Camp Pendleton Marines and Sailors locating and rendering WWII bombs safe in Palau

TF KM LEON Marine Find First UXO
Posted at 4:27 PM, Aug 26, 2020
and last updated 2020-08-26 20:00:39-04

CAMP PENDLETON, Calif. (KGTV) - Marines and Sailors are finding and rendering WWII bombs safe in the Republic of Palau.

Back in September of 1944, the U.S. attacked Peleliu, an island in the Pacific Ocean. It was Japan's second line of defense in WWII and a hop away from the Philippines.

"There was a lot of casualties in the Battle of Peleliu, which is one of the islands here in Palau," First Class Navy Diver Alexander Grun said.

About 1,500 U.S. and 11,000 Japanese soldiers died in that battle, but the war is still taking casualties today.

"One of the Palauans was telling me they were building a house and they accidentally hit one [a bomb] while they were building their house," Grun said.

Dozens of bombs were left on the islands only to be discovered decades later, often by accident.

The U.S. hand picked about 100 Marines and Sailors, many from Camp Pendleton and 3rd Marine Aircraft Wing in San Diego, for Task Force Koa Moana, which translates to Ocean Warrior.

One of the missions of the task force is to find and render those bombs safe.

"We have robots that are able to search the beach for us now." Grun said they search as deep as 40 feet in the ocean for these bombs.

They arrived July 21 and, according to Grun, found six bombs on the beach.

"We were able to recover three of them, but three were mines, Japanese mines, that we didn't want to mess with. They were too big," Grun said.

The team flagged the bombs' location and will come back on future missions with more equipment to recover them.

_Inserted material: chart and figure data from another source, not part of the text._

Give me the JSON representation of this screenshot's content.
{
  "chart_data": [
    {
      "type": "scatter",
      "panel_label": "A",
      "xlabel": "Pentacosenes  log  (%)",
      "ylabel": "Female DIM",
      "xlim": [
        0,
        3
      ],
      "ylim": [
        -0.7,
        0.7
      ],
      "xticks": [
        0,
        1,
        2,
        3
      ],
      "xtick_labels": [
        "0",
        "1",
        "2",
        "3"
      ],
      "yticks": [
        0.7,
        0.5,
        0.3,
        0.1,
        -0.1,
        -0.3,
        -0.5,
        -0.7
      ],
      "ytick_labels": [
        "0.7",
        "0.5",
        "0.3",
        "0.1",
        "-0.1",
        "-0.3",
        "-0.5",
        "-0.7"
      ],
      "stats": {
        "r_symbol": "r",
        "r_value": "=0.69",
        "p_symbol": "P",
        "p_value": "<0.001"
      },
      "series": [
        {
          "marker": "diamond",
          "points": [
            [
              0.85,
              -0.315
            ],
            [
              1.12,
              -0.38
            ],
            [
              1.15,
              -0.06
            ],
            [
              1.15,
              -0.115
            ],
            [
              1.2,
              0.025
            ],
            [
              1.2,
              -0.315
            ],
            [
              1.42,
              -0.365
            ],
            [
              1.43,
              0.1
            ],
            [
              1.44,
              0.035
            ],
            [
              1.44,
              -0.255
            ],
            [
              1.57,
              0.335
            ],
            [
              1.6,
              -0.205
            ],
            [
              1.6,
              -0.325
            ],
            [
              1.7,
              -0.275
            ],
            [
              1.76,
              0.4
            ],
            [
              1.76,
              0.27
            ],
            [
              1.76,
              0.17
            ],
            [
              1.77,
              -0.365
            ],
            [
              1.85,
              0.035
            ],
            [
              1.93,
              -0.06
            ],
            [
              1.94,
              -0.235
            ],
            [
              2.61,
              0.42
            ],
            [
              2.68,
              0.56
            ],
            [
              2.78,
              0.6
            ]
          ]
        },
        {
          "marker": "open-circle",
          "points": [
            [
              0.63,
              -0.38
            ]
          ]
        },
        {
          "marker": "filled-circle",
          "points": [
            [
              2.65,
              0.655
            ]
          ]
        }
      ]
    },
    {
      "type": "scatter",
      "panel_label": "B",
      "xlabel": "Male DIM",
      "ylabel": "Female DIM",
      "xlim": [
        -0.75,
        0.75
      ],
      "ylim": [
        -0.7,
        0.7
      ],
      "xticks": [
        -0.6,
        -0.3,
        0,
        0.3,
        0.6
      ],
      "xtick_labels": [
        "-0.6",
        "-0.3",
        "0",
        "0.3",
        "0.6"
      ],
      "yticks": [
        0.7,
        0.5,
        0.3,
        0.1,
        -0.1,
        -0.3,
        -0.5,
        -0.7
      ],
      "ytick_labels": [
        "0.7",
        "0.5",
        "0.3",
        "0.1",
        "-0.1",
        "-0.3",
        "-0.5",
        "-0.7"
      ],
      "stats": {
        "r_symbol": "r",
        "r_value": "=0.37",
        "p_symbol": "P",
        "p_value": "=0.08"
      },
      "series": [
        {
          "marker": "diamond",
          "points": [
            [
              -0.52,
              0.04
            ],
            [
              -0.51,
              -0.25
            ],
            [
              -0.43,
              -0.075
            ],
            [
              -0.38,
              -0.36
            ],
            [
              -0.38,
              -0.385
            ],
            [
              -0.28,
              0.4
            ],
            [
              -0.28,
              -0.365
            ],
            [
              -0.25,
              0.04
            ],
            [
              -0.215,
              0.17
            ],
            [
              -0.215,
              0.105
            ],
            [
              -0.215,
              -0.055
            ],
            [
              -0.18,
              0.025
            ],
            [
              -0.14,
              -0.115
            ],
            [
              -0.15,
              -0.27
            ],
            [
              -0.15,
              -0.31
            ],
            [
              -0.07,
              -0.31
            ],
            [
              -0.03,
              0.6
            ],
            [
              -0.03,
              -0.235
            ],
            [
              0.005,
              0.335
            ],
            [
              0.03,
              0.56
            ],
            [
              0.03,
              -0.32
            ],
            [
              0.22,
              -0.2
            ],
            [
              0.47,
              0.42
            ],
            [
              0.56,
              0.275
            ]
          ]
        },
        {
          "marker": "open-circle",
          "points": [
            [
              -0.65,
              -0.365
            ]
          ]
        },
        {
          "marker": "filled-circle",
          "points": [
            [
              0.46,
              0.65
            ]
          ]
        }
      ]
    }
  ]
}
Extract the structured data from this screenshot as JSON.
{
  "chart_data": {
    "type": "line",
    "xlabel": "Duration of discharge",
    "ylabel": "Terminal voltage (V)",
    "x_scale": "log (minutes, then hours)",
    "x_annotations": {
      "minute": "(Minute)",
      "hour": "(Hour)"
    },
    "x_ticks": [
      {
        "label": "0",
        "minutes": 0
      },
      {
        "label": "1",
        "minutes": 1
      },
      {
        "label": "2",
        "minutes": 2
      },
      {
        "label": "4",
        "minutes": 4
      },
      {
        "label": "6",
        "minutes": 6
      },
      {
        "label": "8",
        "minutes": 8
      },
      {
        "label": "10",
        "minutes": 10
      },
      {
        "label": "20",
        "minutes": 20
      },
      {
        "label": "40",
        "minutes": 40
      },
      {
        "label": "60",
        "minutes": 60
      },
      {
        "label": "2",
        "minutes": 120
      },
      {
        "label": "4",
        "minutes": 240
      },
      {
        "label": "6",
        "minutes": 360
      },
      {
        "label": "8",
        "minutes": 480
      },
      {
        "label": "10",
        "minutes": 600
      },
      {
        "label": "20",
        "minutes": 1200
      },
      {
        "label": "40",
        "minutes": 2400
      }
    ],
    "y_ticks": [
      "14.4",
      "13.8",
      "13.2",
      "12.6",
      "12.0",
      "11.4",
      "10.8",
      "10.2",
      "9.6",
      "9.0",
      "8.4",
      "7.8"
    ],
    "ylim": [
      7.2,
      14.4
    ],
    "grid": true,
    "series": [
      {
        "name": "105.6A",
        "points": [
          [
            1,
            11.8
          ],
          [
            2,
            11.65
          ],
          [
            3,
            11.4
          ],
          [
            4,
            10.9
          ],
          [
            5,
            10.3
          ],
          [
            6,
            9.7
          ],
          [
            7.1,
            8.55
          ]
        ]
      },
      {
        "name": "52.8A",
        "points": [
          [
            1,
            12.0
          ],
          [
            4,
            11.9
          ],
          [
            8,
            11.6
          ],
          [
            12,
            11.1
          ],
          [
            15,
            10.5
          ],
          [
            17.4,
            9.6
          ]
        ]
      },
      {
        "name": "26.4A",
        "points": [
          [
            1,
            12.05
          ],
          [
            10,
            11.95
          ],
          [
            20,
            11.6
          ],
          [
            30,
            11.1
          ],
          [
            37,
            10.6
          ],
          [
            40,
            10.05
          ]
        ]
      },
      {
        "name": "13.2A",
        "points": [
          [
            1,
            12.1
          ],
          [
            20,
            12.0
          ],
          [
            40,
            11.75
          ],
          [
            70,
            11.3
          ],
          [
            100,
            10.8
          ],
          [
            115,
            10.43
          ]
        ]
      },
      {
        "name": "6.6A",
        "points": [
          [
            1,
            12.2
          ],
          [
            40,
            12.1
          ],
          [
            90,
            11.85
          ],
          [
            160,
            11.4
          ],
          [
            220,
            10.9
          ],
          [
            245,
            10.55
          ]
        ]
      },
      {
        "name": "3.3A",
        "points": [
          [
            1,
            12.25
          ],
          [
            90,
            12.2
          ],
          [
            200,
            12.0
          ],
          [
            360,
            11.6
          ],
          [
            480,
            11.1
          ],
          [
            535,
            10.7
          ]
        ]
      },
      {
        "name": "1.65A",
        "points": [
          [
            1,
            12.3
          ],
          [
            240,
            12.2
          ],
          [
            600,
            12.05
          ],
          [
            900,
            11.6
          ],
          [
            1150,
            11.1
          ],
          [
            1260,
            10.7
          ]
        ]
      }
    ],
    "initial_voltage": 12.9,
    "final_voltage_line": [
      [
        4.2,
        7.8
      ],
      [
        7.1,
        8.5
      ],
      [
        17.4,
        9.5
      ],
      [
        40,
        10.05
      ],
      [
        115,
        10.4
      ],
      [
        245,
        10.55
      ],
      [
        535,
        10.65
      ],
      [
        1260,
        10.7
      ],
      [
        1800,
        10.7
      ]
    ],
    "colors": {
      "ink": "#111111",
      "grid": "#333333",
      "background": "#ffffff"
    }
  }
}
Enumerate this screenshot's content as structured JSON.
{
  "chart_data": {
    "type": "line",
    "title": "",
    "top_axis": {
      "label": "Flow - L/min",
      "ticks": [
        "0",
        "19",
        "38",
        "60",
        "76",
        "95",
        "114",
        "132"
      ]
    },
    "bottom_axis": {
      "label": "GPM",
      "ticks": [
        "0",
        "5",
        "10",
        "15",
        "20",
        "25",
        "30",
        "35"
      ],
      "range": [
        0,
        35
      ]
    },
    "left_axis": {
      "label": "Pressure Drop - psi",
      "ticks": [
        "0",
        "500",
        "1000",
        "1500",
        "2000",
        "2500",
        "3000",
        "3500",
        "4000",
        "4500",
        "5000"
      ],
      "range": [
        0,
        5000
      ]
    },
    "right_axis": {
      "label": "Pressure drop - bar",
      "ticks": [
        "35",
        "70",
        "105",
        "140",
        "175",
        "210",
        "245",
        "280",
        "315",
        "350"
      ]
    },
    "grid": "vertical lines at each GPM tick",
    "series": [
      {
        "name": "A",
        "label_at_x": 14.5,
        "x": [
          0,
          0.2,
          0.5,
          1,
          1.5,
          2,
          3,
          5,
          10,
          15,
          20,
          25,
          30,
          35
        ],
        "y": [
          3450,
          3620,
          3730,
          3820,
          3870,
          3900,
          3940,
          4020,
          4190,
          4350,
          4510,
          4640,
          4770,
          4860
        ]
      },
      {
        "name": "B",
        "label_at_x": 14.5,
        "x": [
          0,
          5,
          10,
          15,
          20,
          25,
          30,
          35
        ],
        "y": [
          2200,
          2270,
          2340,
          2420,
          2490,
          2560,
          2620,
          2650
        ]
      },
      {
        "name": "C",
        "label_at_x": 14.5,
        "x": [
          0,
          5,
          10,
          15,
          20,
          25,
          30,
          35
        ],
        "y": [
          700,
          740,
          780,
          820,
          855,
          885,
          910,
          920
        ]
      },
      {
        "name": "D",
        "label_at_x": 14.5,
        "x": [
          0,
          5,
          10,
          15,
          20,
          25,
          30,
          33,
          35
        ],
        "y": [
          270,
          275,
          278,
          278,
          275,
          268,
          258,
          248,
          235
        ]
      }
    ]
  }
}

Grun said when they find a bomb, they deactivate it or, "if it's going to detonate, we make sure everyone's away and do a hard pull. If it detonates, it detonates, if not, they go through a whole procedure and render it safe."

They hope to protect Palauans and get home safe to their families.

"I want to say hello to my family out in San Diego in El Cajon," 1st. Lt. Joseph Sporleder, Communications Officer said. He has a brand new baby and wants to tell his wife and children he loves them.

Sporleder said the island is rich with history and it has been incredible seeing old tanks, railway embedded in coral and other remnants of the war.

Grun also had a message to his family in Santee, "I love you guys and I'll be home soon."

According to the Marines' website, the task force will leave Palau in September.